Curiously, Bangladesh's growth experience suggests the influence of so-called political business cycle which may conveniently be dubbed 'election-growth cycle'. The country's GDP growth has consistently declined in most previous election years -- 1991, 1996, 2002 and 2009. GDP growth rate declined to 3.3 per cent in FY'91 from 5.0 per cent in FY'90. Same thing happened five years later as growth rate declined to 4.6 per cent in FY'96 from 4.9 per cent in FY'95. The election-growth cycle reappeared another five year later and growth rate dropped to 4.4 per cent in FY'02 from 5.3 per cent in FY'01.  Growth again declined to 5.05 per cent in FY'09 from 6.01 per cent in FY'08.

But, the trend takes a break in 2014. Growth rate was 6.01 per cent in FY'13 which increased to 6.06 per cent in FY'14. This reflects a resilient nature of growth.   

DISTRIBUTION ASPECT: Resilience of Bangladesh economy is well established which is also reflected in the growth trend. But distribution of growth and its contribution to employment generation are critical areas in need of attention.

Although the Gini coefficient of income distribution, does not adequately reflect the disparity situation, it is very much indicative of income disparity. In fact, Gini co-efficient decreased slightly from 0.467 in 2005 to 0.458 in 2010 but increased from 0.451 in 2010. Usually Gini-index of `0' indicates perfectly equal distribution while '1' shows fully unequal distribution of income (as the index ranged between 0.00 to 1.00). Thus over the decade, income inequality actually increased reflecting more concentration of resources to limited people.

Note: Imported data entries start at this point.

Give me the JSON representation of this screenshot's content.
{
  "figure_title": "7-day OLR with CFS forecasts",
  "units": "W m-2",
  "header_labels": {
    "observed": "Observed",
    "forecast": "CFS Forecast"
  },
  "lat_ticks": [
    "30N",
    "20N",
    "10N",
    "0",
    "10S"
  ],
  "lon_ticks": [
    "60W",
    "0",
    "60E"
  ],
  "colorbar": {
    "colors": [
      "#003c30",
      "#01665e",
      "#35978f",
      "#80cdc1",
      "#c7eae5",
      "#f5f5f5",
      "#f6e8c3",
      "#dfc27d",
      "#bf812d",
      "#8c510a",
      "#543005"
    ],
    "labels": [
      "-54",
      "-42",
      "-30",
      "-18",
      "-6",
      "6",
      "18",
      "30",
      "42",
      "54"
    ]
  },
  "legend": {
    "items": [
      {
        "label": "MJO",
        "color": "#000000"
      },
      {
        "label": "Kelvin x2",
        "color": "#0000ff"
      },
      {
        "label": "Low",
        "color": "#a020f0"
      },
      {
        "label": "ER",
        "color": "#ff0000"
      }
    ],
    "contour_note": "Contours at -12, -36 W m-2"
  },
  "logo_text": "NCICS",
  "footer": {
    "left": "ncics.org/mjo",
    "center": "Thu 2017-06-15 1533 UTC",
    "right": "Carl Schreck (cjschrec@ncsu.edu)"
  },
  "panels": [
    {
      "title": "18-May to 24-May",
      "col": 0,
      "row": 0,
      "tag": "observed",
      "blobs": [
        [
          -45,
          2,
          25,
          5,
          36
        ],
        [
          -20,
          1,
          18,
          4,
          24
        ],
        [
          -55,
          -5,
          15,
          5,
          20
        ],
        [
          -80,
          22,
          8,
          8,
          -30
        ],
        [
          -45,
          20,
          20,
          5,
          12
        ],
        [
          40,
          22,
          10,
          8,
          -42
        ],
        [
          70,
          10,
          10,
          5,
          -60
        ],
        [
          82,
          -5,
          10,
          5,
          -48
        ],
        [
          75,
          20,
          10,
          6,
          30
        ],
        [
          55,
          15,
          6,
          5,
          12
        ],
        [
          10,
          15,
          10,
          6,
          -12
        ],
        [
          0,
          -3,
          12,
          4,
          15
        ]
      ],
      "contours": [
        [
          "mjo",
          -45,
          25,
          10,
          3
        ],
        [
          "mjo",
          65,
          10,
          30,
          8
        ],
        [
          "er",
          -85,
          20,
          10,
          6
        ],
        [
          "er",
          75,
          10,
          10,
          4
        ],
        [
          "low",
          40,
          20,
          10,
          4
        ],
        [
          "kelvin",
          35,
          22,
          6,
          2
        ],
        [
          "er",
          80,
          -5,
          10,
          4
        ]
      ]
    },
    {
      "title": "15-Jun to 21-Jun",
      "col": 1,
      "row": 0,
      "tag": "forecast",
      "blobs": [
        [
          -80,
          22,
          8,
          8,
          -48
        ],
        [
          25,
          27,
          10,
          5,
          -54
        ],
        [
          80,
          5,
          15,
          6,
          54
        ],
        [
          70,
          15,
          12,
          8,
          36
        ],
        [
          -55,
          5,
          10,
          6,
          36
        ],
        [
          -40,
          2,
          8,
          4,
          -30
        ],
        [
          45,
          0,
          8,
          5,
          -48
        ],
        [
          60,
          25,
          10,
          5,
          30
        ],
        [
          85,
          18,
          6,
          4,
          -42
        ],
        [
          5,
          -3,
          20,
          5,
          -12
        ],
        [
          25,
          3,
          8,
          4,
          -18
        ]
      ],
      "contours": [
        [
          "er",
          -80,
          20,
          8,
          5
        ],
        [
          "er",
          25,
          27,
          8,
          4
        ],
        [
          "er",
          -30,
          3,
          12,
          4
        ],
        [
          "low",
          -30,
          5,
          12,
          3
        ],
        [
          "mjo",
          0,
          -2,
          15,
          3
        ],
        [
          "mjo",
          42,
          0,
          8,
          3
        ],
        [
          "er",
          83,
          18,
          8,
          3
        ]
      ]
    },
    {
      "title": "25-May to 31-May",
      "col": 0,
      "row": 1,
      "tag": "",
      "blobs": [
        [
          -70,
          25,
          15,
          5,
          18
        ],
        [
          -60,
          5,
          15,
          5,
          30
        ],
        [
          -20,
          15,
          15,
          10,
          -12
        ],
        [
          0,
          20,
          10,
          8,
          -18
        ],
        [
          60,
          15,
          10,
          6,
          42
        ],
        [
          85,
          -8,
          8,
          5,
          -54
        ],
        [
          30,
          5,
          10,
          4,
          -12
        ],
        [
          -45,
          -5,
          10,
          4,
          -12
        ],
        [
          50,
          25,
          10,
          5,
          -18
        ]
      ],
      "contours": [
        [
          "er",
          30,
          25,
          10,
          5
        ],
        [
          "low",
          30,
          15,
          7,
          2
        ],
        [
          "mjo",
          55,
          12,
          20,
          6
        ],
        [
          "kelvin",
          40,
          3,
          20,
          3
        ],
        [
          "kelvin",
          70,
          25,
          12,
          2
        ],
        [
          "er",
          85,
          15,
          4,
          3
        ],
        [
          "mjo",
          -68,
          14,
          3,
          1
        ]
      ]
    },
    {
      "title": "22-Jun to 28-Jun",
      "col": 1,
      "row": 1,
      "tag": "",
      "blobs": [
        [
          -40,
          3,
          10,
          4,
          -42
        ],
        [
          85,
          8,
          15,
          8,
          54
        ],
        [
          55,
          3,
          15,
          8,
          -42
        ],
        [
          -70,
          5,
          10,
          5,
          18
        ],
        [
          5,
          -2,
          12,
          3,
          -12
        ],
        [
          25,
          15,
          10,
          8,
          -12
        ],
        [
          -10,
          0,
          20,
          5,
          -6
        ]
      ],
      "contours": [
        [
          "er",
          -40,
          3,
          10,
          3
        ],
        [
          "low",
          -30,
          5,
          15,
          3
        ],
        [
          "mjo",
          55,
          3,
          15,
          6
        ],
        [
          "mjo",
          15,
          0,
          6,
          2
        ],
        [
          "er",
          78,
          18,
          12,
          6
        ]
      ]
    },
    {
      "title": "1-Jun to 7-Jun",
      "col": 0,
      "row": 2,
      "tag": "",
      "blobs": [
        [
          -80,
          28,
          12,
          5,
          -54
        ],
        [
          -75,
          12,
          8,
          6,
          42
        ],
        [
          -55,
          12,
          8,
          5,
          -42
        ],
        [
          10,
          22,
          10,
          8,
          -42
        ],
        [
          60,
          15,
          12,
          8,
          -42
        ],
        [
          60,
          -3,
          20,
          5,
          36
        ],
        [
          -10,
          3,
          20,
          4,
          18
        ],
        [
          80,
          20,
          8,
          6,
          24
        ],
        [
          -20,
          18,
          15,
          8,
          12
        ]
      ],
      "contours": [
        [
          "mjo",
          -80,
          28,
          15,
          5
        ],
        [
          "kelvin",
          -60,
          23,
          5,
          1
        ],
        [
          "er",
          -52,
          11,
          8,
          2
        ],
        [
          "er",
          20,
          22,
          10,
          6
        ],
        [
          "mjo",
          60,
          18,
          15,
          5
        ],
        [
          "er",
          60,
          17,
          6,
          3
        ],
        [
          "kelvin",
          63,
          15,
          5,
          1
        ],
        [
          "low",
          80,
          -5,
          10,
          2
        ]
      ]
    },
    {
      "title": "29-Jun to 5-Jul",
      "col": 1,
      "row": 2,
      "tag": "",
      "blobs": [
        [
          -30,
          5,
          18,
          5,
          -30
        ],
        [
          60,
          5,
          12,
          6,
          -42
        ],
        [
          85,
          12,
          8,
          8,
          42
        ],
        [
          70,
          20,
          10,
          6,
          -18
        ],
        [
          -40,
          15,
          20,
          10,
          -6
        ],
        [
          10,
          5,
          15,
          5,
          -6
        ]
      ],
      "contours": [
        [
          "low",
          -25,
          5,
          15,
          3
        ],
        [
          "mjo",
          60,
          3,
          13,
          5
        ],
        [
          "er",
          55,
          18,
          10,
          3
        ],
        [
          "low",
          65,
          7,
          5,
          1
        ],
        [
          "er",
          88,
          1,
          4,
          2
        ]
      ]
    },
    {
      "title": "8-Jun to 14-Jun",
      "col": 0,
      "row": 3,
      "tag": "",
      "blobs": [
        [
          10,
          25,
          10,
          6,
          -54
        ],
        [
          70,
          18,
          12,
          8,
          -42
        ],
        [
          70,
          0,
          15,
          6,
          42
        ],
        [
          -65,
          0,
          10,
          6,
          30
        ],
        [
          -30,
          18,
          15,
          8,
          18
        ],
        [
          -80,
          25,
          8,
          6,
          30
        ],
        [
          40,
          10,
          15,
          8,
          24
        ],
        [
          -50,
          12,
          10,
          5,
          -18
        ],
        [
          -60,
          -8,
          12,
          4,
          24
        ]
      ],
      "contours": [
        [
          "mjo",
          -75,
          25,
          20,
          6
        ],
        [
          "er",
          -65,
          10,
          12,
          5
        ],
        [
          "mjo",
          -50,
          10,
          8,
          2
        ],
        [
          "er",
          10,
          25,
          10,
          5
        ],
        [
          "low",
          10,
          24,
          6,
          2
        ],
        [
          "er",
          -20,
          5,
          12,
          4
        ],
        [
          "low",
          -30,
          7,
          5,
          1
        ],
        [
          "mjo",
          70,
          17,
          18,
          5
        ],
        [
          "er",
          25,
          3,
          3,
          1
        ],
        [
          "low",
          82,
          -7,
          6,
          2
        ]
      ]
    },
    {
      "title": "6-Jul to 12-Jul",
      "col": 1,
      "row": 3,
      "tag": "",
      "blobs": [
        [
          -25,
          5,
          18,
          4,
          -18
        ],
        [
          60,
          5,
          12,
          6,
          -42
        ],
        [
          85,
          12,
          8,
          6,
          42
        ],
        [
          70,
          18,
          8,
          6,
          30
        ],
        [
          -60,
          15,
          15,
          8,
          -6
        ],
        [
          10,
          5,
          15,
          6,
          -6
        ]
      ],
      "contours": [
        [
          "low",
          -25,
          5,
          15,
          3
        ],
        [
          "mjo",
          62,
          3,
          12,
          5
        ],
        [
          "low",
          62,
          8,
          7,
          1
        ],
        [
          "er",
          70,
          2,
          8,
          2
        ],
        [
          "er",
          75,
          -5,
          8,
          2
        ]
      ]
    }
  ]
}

The country's unemployment rate has also declined slightly during the period. Unemployment rate dropped to 4.3 per cent in 2013 from 4.5 per cent in 2010, according to the latest Labour Force Survey of BBS. It also revealed that the country's total unemployed persons stood at 2.58 million in 2013 as against 2.60 million in 2010. Unemployment rate was, however, 4.3 per cent both in 2003 and 2005.

Thus, 6-plus growth rate is not able to absorb 2.58 million job seekers every year. It is also not enough to distribute resources to most of the people. Resilient growth now needs to be raised to higher levels to provide jobs to more people and reduce income disparity through balanced distribution of the growth. This, indeed, is a challenging task.